Les chercheurs de l’étude ont utilisé des programmes simulant la visite d’un site, et effectué pour chacun quinze mesures pour déterminer quelles données étaient collectées et par quel biais. | Rich Pedroncelli/AP

Pendant plusieurs mois, deux chercheurs de l’université de Princeton (New Jersey), Steven Englehardt et Arvind Narayanan, se sont livrés à la plus vaste étude (en PDF) jamais publiée sur les trackers, ces morceaux de codes utilisés pour identifier ou suivre la navigation des internautes, en passant au peigne fin un million de sites Web.

Pour ce faire, les chercheurs ont utilisé des programmes simulant la visite d’un site, et effectué pour chacun quinze mesures, pour déterminer quelles données étaient collectées, et par quel biais. Ce robot a visité les un million de sites les plus fréquentés, selon le classement Alexa, et listé l’ensemble des trackers qui y étaient présents.

Première conclusion : un vaste mouvement de consolidation a eu lieu ces dernières années, et seule une minorité d’acteurs bien connus sont présents sur la grande majorité des sites – seuls 123 trackers, sur un total de plus de 80 000, sont présents sur plus de 1 % des sites. Sans surprise, on trouve, largement en tête, Google, qui collecte de vastes quantités de données personnelles pour afficher des publicités ciblées et dont le seul tracker Google Analytics figure sur un peu moins de 70 % des sites analysés. Juste derrière se trouvent Facebook (20 % des sites) et Twitter (10 %).

L’étude montre également que d’un type de site à l’autre, le nombre de trackers externes, utilisés pour la publicité ciblée ou les statistiques d’audience, varie grandement. Les sites comportant le moins de trackers sont les sites associatifs ou gouvernementaux, qui n’affichent pas de publicités, suivis par… les sites pornographiques, avec une moyenne de six trackers par site.

En revanche, les sites d’information sont de loin les plus gros utilisateurs de trackers externes, avec un peu moins de quarante mouchards par site, soit le double du nombre moyen constaté.

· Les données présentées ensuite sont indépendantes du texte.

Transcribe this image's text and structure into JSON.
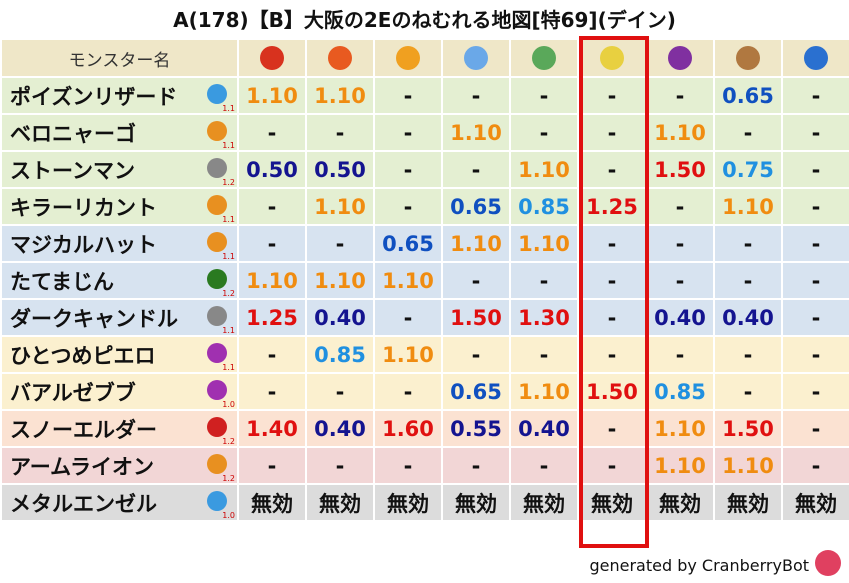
{
  "title": "A(178)【B】大阪の2Eのねむれる地図[特69](デイン)",
  "table": {
    "header": "モンスター名",
    "rows": [
      {
        "name": "ポイズンリザード",
        "scale": "1.1",
        "cells": [
          "1.10",
          "1.10",
          "-",
          "-",
          "-",
          "-",
          "-",
          "0.65",
          "-"
        ]
      },
      {
        "name": "ベロニャーゴ",
        "scale": "1.1",
        "cells": [
          "-",
          "-",
          "-",
          "1.10",
          "-",
          "-",
          "1.10",
          "-",
          "-"
        ]
      },
      {
        "name": "ストーンマン",
        "scale": "1.2",
        "cells": [
          "0.50",
          "0.50",
          "-",
          "-",
          "1.10",
          "-",
          "1.50",
          "0.75",
          "-"
        ]
      },
      {
        "name": "キラーリカント",
        "scale": "1.1",
        "cells": [
          "-",
          "1.10",
          "-",
          "0.65",
          "0.85",
          "1.25",
          "-",
          "1.10",
          "-"
        ]
      },
      {
        "name": "マジカルハット",
        "scale": "1.1",
        "cells": [
          "-",
          "-",
          "0.65",
          "1.10",
          "1.10",
          "-",
          "-",
          "-",
          "-"
        ]
      },
      {
        "name": "たてまじん",
        "scale": "1.2",
        "cells": [
          "1.10",
          "1.10",
          "1.10",
          "-",
          "-",
          "-",
          "-",
          "-",
          "-"
        ]
      },
      {
        "name": "ダークキャンドル",
        "scale": "1.1",
        "cells": [
          "1.25",
          "0.40",
          "-",
          "1.50",
          "1.30",
          "-",
          "0.40",
          "0.40",
          "-"
        ]
      },
      {
        "name": "ひとつめピエロ",
        "scale": "1.1",
        "cells": [
          "-",
          "0.85",
          "1.10",
          "-",
          "-",
          "-",
          "-",
          "-",
          "-"
        ]
      },
      {
        "name": "バアルゼブブ",
        "scale": "1.0",
        "cells": [
          "-",
          "-",
          "-",
          "0.65",
          "1.10",
          "1.50",
          "0.85",
          "-",
          "-"
        ]
      },
      {
        "name": "スノーエルダー",
        "scale": "1.2",
        "cells": [
          "1.40",
          "0.40",
          "1.60",
          "0.55",
          "0.40",
          "-",
          "1.10",
          "1.50",
          "-"
        ]
      },
      {
        "name": "アームライオン",
        "scale": "1.2",
        "cells": [
          "-",
          "-",
          "-",
          "-",
          "-",
          "-",
          "1.10",
          "1.10",
          "-"
        ]
      },
      {
        "name": "メタルエンゼル",
        "scale": "1.0",
        "cells": [
          "無効",
          "無効",
          "無効",
          "無効",
          "無効",
          "無効",
          "無効",
          "無効",
          "無効"
        ]
      }
    ]
  },
  "footer": "generated by CranberryBot"
}
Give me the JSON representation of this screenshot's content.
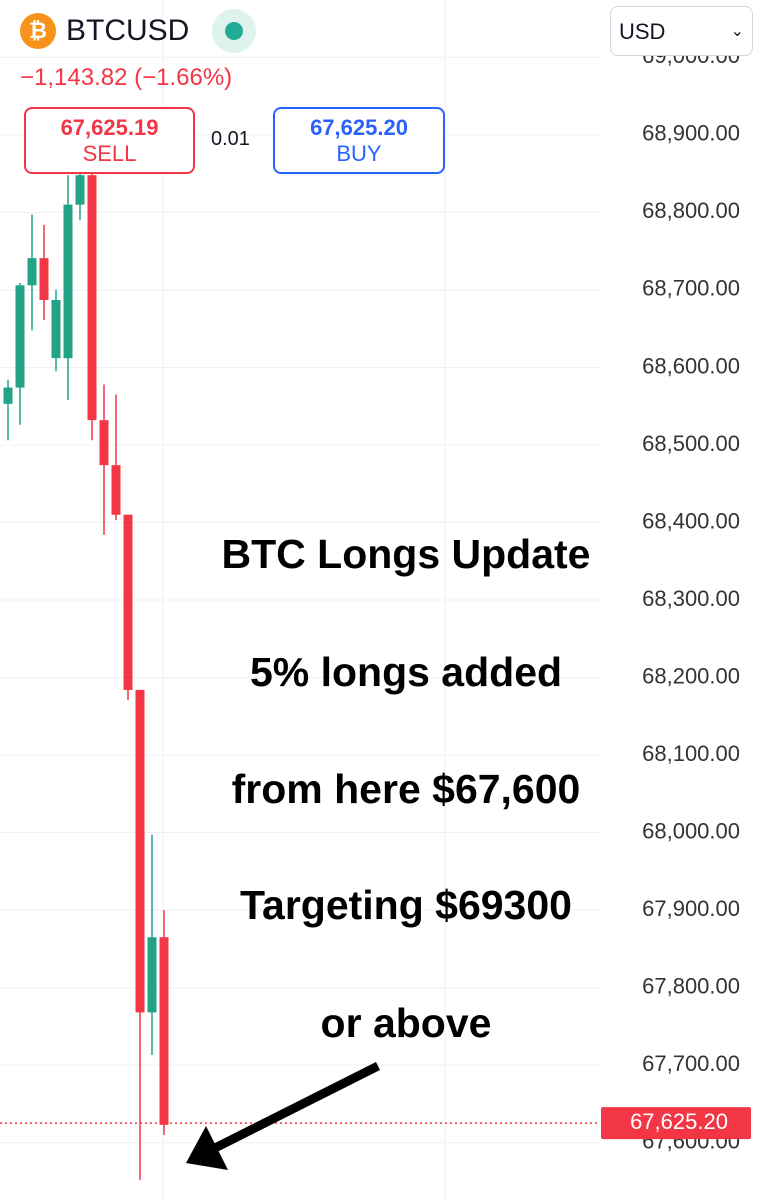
{
  "header": {
    "icon_symbol": "₿",
    "symbol": "BTCUSD",
    "change": "−1,143.82 (−1.66%)",
    "sell_price": "67,625.19",
    "sell_label": "SELL",
    "spread": "0.01",
    "buy_price": "67,625.20",
    "buy_label": "BUY",
    "currency": "USD"
  },
  "chart_data": {
    "type": "candlestick",
    "up_color": "#22a386",
    "down_color": "#f23645",
    "open": [
      68553,
      68574,
      68706,
      68741,
      68612,
      68612,
      68810,
      68848,
      68532,
      68474,
      68410,
      68184,
      67768,
      67865
    ],
    "high": [
      68584,
      68709,
      68797,
      68784,
      68700,
      68848,
      68881,
      68881,
      68578,
      68565,
      68410,
      68184,
      67997,
      67900
    ],
    "low": [
      68506,
      68526,
      68648,
      68661,
      68595,
      68558,
      68790,
      68506,
      68384,
      68403,
      68171,
      67552,
      67713,
      67610
    ],
    "close": [
      68574,
      68706,
      68741,
      68687,
      68687,
      68810,
      68848,
      68532,
      68474,
      68410,
      68184,
      67768,
      67865,
      67623
    ],
    "ylim": [
      67526,
      69074
    ],
    "yticks": [
      {
        "value": 67600,
        "label": "67,600.00"
      },
      {
        "value": 67700,
        "label": "67,700.00"
      },
      {
        "value": 67800,
        "label": "67,800.00"
      },
      {
        "value": 67900,
        "label": "67,900.00"
      },
      {
        "value": 68000,
        "label": "68,000.00"
      },
      {
        "value": 68100,
        "label": "68,100.00"
      },
      {
        "value": 68200,
        "label": "68,200.00"
      },
      {
        "value": 68300,
        "label": "68,300.00"
      },
      {
        "value": 68400,
        "label": "68,400.00"
      },
      {
        "value": 68500,
        "label": "68,500.00"
      },
      {
        "value": 68600,
        "label": "68,600.00"
      },
      {
        "value": 68700,
        "label": "68,700.00"
      },
      {
        "value": 68800,
        "label": "68,800.00"
      },
      {
        "value": 68900,
        "label": "68,900.00"
      },
      {
        "value": 69000,
        "label": "69,000.00"
      }
    ],
    "grid": true,
    "last_price": {
      "value": 67625.2,
      "label": "67,625.20"
    },
    "annotations": [
      "BTC Longs Update",
      "5% longs added",
      "from here $67,600",
      "Targeting $69300",
      "or above"
    ]
  }
}
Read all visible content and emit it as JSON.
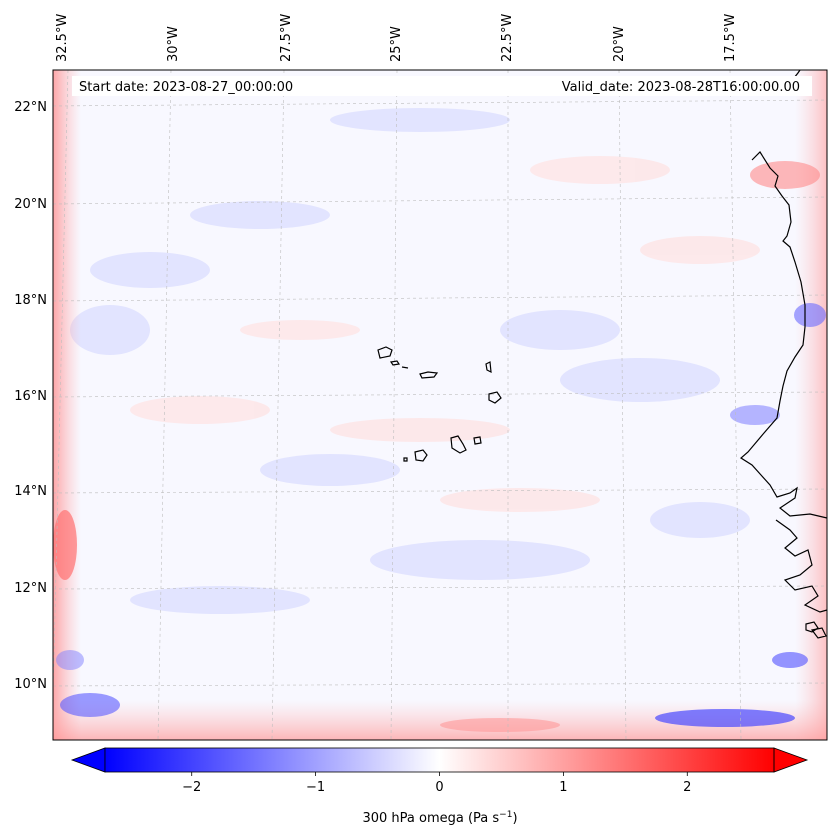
{
  "map": {
    "start_date_label": "Start date: 2023-08-27_00:00:00",
    "valid_date_label": "Valid_date: 2023-08-28T16:00:00.00",
    "lon_labels": [
      "32.5°W",
      "30°W",
      "27.5°W",
      "25°W",
      "22.5°W",
      "20°W",
      "17.5°W"
    ],
    "lat_labels": [
      "22°N",
      "20°N",
      "18°N",
      "16°N",
      "14°N",
      "12°N",
      "10°N"
    ],
    "gridlines": true,
    "features": [
      "Cabo Verde islands coastline",
      "West African coastline"
    ]
  },
  "colorbar": {
    "label_main": "300 hPa omega (Pa s",
    "label_sup": "−1",
    "label_end": ")",
    "ticks": [
      "−2",
      "−1",
      "0",
      "1",
      "2"
    ],
    "tick_values": [
      -2,
      -1,
      0,
      1,
      2
    ],
    "range": [
      -2.7,
      2.7
    ],
    "colormap": "bwr",
    "extend": "both",
    "colors": {
      "negative": "#0000ff",
      "zero": "#ffffff",
      "positive": "#ff0000"
    }
  }
}
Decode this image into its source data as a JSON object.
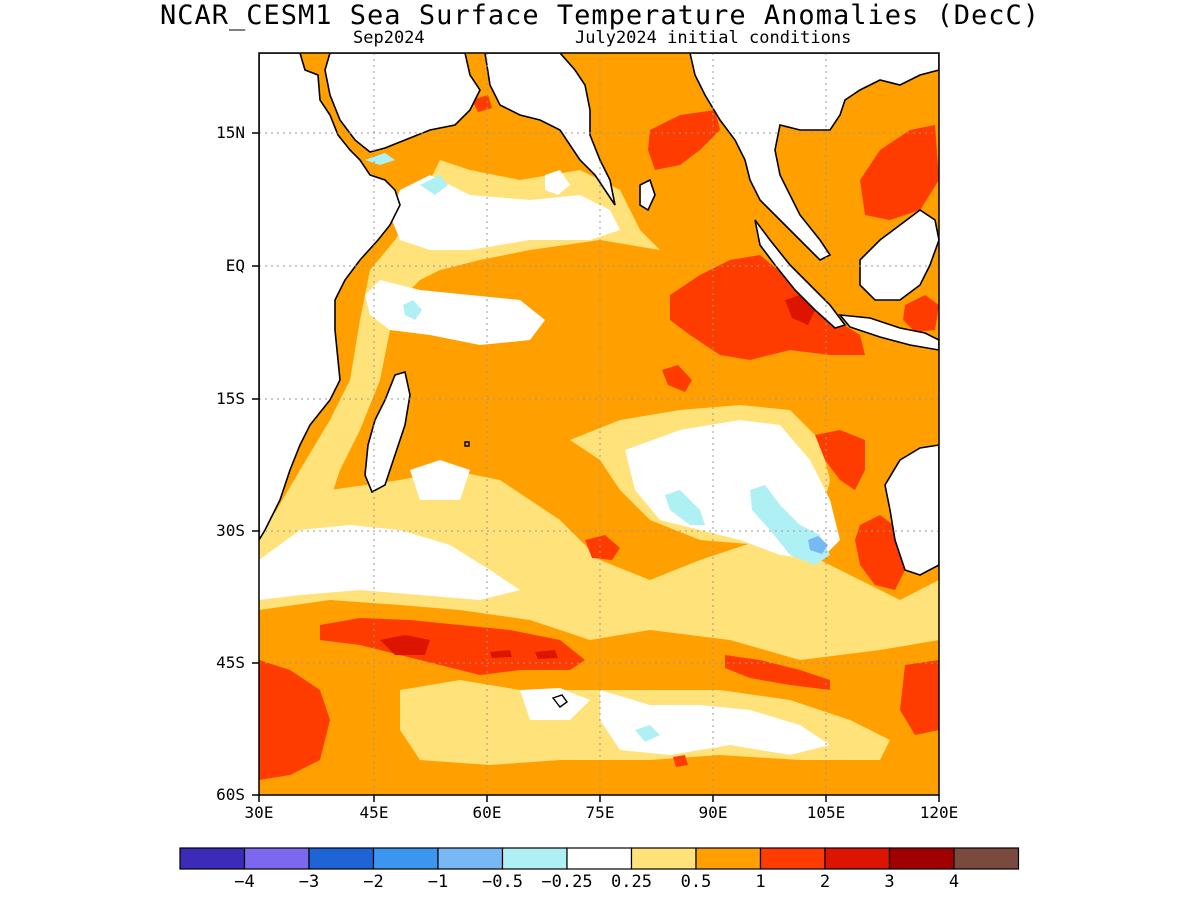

Porosité des données collectées

L’analyse des données collectées donne également un éclairage intéressant sur la porosité des données collectées et le nombre de tiers auxquels elles peuvent être transmises. La question est loin d’être anodine, d’autant plus que des documents rendus publics par le lanceur d’alerte Edward Snowden ont montré que la NSA américaine utilisait aussi à l’occasion les données collectées par des trackers « commerciaux » pour ses programmes de surveillance de masse.

Les chercheurs ont identifié des cookies – de petits fichiers qui stockent les informations collectées – qu’ils qualifient de « cookies faciles », parce qu’ils synchronisent leurs informations avec un très grand nombre de services différents. « Les raisons pour lesquelles ces cookies sont régulièrement mis à jour et partagés ne sont pas encore claires, écrivent les chercheurs. Mais si un assaillant parvient à identifier une personne par le biais d’un cookie de ce type, sa capacité à le surveiller ou à le cibler avec des logiciels espions sera particulièrement bonne. »

L’étude comporte cependant une bonne nouvelle pour les personnes soucieuses de leur vie privée en ligne : conduite sur un très grand nombre de sites, l’une des expériences des chercheurs montre que les outils de blocage des trackers, comme le module Ghostery, sont très efficaces dans la grande majorité des cas. Seuls certains trackers utilisant des méthodes peu courantes de fingerprinting – consistant à bâtir un « profil unique » en fonction des spécificités graphiques, sonores ou autres d’une machine – échappent à Ghostery, principalement, jugent les auteurs, parce que ces mouchards particulièrement intrusifs sont peu répandus.